Nancy knew that this Conroy case was taking a lot out of him. It always does when murder is involved, she thought.

“Anyway,” she continued, “Over the years I have been able to help him on a number of cases – not all them were missing children. I helped them catch the Coronado Strangler. The problem is that my powers are limited, and I can’t read every case that comes along. My gifts seem to be selective and heaven only knows why.

“Your powers, Robin, are so much stronger, you can tune into anything by just touching something someone else has touched. I just wish that your first case had been easier.”

“Me too… It’s so unfair that we can’t get someone to order an exhumation. I feel like I’ve failed her.”

“Don’t blame yourself. The law is the law; no matter how good you are the courts still have to follow the law of the land. Maybe a hundred years from now, psychics will be more accepted. It took about that long for psychiatry to get a foothold and in many instances that ‘science’ is less reliable than a good psychic in my opinion.”

“Why is that?”

“The Coronado Strangler was a former patient in a mental institution that was pronounced ‘cured’ by one of them. It wouldn’t surprise me to find out that our child killer is also a former patient.”

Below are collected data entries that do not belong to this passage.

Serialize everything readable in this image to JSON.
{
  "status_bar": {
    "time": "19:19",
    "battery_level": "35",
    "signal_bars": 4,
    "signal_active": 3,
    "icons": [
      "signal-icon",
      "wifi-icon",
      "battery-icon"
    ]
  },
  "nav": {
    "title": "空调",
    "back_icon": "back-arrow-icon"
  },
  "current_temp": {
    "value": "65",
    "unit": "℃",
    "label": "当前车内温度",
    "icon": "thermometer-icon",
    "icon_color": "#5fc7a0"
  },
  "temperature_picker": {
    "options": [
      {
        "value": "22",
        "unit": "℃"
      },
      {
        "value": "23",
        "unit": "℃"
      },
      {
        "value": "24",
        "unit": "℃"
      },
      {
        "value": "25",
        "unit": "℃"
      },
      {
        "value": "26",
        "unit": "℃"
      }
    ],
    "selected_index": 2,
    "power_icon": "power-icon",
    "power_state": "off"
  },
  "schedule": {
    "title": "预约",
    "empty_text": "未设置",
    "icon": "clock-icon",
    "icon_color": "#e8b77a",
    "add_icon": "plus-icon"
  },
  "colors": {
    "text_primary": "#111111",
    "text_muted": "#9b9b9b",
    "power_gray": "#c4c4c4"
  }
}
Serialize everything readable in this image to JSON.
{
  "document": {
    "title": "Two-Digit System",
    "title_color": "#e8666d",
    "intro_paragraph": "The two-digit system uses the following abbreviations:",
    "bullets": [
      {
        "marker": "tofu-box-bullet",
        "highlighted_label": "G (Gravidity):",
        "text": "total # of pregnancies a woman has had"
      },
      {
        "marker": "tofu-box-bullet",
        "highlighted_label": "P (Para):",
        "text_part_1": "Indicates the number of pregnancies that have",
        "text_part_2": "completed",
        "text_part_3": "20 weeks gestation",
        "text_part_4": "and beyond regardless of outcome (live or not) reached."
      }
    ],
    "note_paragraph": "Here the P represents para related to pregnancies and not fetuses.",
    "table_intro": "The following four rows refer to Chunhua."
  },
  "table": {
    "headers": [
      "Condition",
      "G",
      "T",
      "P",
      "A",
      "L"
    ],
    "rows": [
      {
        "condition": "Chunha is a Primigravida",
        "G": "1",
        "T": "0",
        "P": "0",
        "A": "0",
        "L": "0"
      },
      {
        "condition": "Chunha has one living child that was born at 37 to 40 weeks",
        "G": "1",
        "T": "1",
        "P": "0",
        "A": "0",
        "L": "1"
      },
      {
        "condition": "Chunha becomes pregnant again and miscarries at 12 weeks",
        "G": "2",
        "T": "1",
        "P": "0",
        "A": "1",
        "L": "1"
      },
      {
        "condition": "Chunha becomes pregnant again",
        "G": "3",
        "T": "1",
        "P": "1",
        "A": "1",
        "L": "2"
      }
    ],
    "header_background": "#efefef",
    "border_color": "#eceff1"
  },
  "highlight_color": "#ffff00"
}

They sat in silence. Nancy didn’t feel like knitting, so it lay by her side in the big double handled cloth bag she used for it. Robin leaned back in his chair and stared out over the city. He finished the last of his tea and put the glass on the little table next to him.

“Do you own a shovel?” Robin asked nonchalantly.

“I beg your pardon?”

He leaned forward toward Nancy. “The police may not be able to exhume our bigamist friend, but as a citizen…”

“You’d be arrested for grave robbing,” Nancy interrupted.

“Only if they caught me…”

“You mean us,” Nancy added firmly.

“There’s no sense in both of us getting arrested. You shouldn’t get involved.”

“I already am. I can be the lookout and drive the getaway car.”

“Are we talking, Pacer, here?”

“Let’s not start that again, boy. Besides there’s something you seem to have forgotten about.”

“What’s that?”

“Mr. Tibbs,” she said plainly.

He looked at her blankly.

“If you had that much trouble over touching a plush toy, consider the consequences of confronting her dead body. Even the dirt close to her will have emanations on it.”

Robin closed his eyes and lowered his head. All the enthusiasm he had about his plans disappeared in the reality of her words. “You’re right.” He sank back into his chair and said sadly, “I don’t seem to be having any luck at all with this case.”

They sat looking out over the city contemplating. Nancy broke the silence. “I, on the other hand, have a lot of young friends,” she said carelessly. Robin noticed that she had begun knitting again. He stared at his friend and benefactor. A smile crept across his face.

“Would they break the law for you?”

“It wouldn’t be the first time, dear.”

“If you pull this off for me, I will never kid you about your car again.”

“Don’t make promises you can’t keep. Besides, I’m doing this for her – not you.”